Prior to that moment, that life-defining moment, I didn't know what all the baby-craziness was about. I wasn't one of those people that always knew I wanted children. I didn't know if I ever wanted kids. Through the whole labor and delivery process, up until the second she was born, I was DEFINITELY asking myself why anyone would ever do this more than once.
She was born.
And in an instant, I got it. I understood why my mom and billions of other women do this multiple times. That tiny little person (who actually felt like a BIG HUGE PERSON on the way out) was absolutely amazing. There were no words to describe how I felt when I saw her the first time. I just remember thinking, "Oh. THAT'S why. That's why women do this. That is, by far, the coolest thing I have ever been a part of." People say freshly born babies can look like aliens. Maybe they do. But she was the cutest dang alien I'd ever seen. I couldn't believe I had the privilege of bringing her into this world. And it felt like a privilege. Like I didn't deserve this amazing gift, but here I was receiving it anyway.
To me, it was God's grace in action once again. For about a year before I got pregnant, I wasn't very interested in what God had planned for my life. I wanted to do my own thing. Live the single life to the "fullest", whatever that meant. I didn't want God messing with my "freedom". And then I took a pregnancy test and my delusional world shattered. I was in crisis mode and had to quickly figure out a plan. At first I didn't see it as a privilege to carry this little girl. I was overwhelmed, in denial, and too self-absorbed to see the big picture.

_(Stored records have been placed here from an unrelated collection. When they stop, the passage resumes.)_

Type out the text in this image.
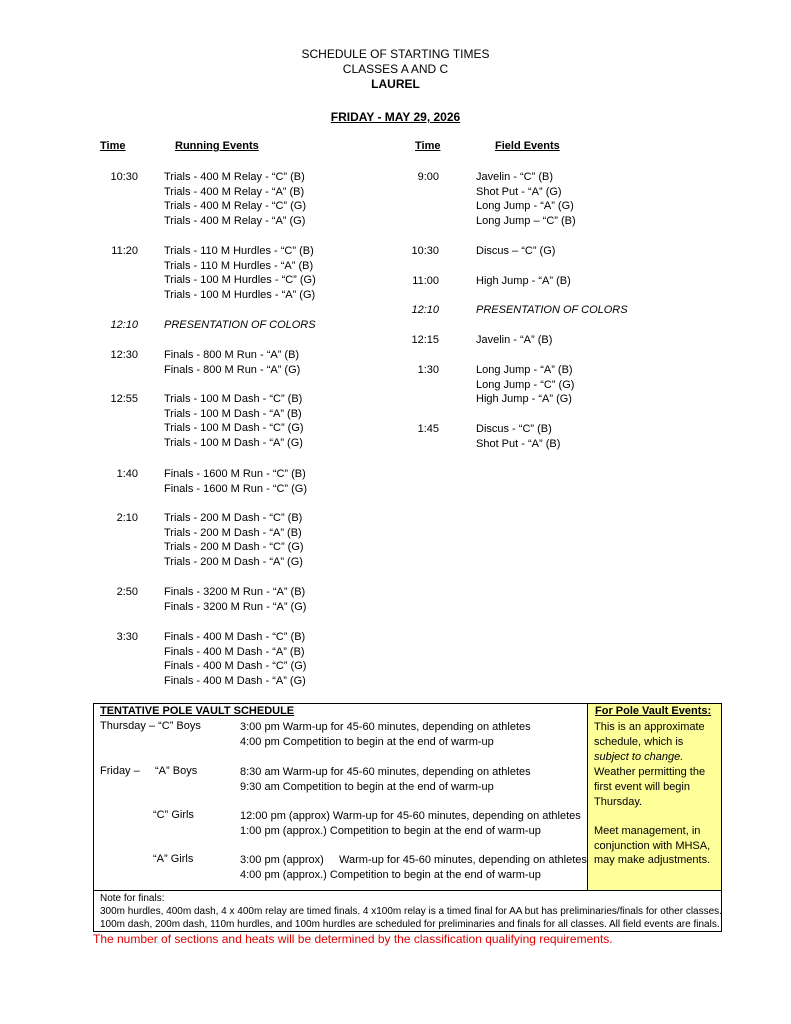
SCHEDULE OF STARTING TIMES
CLASSES A AND C
LAUREL
FRIDAY - MAY 29, 2026
Time	Running Events	Time	Field Events
10:30 Trials - 400 M Relay - “C” (B)
Trials - 400 M Relay - “A” (B)
Trials - 400 M Relay - “C” (G)
Trials - 400 M Relay - “A” (G)
11:20 Trials - 110 M Hurdles - “C” (B)
Trials - 110 M Hurdles - “A” (B)
Trials - 100 M Hurdles - “C” (G)
Trials - 100 M Hurdles - “A” (G)
12:10 PRESENTATION OF COLORS
12:30 Finals - 800 M Run - “A” (B)
Finals - 800 M Run - “A” (G)
12:55 Trials - 100 M Dash - “C” (B)
Trials - 100 M Dash - “A” (B)
Trials - 100 M Dash - “C” (G)
Trials - 100 M Dash - “A” (G)
1:40 Finals - 1600 M Run - “C” (B)
Finals - 1600 M Run - “C” (G)
2:10 Trials - 200 M Dash - “C” (B)
Trials - 200 M Dash - “A” (B)
Trials - 200 M Dash - “C” (G)
Trials - 200 M Dash - “A” (G)
2:50 Finals - 3200 M Run - “A” (B)
Finals - 3200 M Run - “A” (G)
3:30 Finals - 400 M Dash - “C” (B)
Finals - 400 M Dash - “A” (B)
Finals - 400 M Dash - “C” (G)
Finals - 400 M Dash - “A” (G)
9:00	Javelin - “C” (B)
Shot Put - “A” (G)
Long Jump - “A” (G)
Long Jump – “C” (B)
10:30	Discus – “C” (G)
11:00	High Jump - “A” (B)
12:10	PRESENTATION OF COLORS
12:15	Javelin - “A” (B)
1:30	Long Jump - “A” (B)
Long Jump - “C” (G)
High Jump - “A” (G)
1:45	Discus - “C” (B)
Shot Put - “A” (B)
TENTATIVE POLE VAULT SCHEDULE
Thursday – “C” Boys	3:00 pm Warm-up for 45-60 minutes, depending on athletes
4:00 pm Competition to begin at the end of warm-up
Friday –     “A” Boys	8:30 am Warm-up for 45-60 minutes, depending on athletes
9:30 am Competition to begin at the end of warm-up
“C” Girls	12:00 pm (approx) Warm-up for 45-60 minutes, depending on athletes
1:00 pm (approx.) Competition to begin at the end of warm-up
“A” Girls	3:00 pm (approx)     Warm-up for 45-60 minutes, depending on athletes
4:00 pm (approx.) Competition to begin at the end of warm-up
For Pole Vault Events:
This is an approximate
schedule, which is
subject to change.
Weather permitting the
first event will begin
Thursday.
Meet management, in
conjunction with MHSA,
may make adjustments.
Note for finals:
300m hurdles, 400m dash, 4 x 400m relay are timed finals. 4 x100m relay is a timed final for AA but has preliminaries/finals for other classes.
100m dash, 200m dash, 110m hurdles, and 100m hurdles are scheduled for preliminaries and finals for all classes. All field events are finals.
The number of sections and heats will be determined by the classification qualifying requirements.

But then, as the immediacy of the crisis waned, and I could breathe again, I had sense enough to ask God to help me. Help me make the best decision I could for this precious little life inside of me. I wasn't sure how God could redeem this situation. I was pregnant and not married. This kind of thing didn't happen in MY family. Growing up in a Christian home, I had been around Christians all my life. My parents were elders in their church. I was worried. In general, some people are good at this Christianity thing. Some people are not. I anticipated judgment. What I received was grace. God must have chuckled at my disbelief. He overwhelmed me with mercy, love and redemption.
When I told my parents I was pregnant and considering adoption, my mom cried tears of joy. Not tears of sadness, rejection, anger, bitterness, or judgment. Joy. She said "I'm going to have another grandbaby!" My dad said "A baby is a baby. That's a gift from the Lord." And then I cried. Tears of relief.
God granted me favor with my boss at the time. She did not, by law, have to extend to me health benefits (like COBRA) if I quit my job. I couldn't leave my job and leave my benefits. If she didn't go for this idea, I couldn't move home to NC (from SC). She accepted my request. Grace abounded.
I moved home as soon as I could after encountering such acceptance, grace and mercy from my parents. I started going to their church. More grace, mercy, love and compassion. That church loves people very well. It was a couple at that church that I chose to be Chloe's parents.
My husband says that Chloe is the reason we're together now. "Chloe changed you. Softened you." He knew me before, during and after Chloe. He noticed the change of heart that took place. My relationship with him, my marriage, is another way God demonstrated redemption to me.
There are more examples, but you get the idea. When Chloe was born, my heart was in such a different place than it was when I found out I was pregnant. That's why I can say with confidence that carrying her, birthing her, placing her for adoption with a stable, loving, Christian couple, was absolutely a privilege and an honor.
Chloe, you are an incredible, adventuresome, fun-loving, sweet, caring little girl. Thanks for changing my life forever for the better.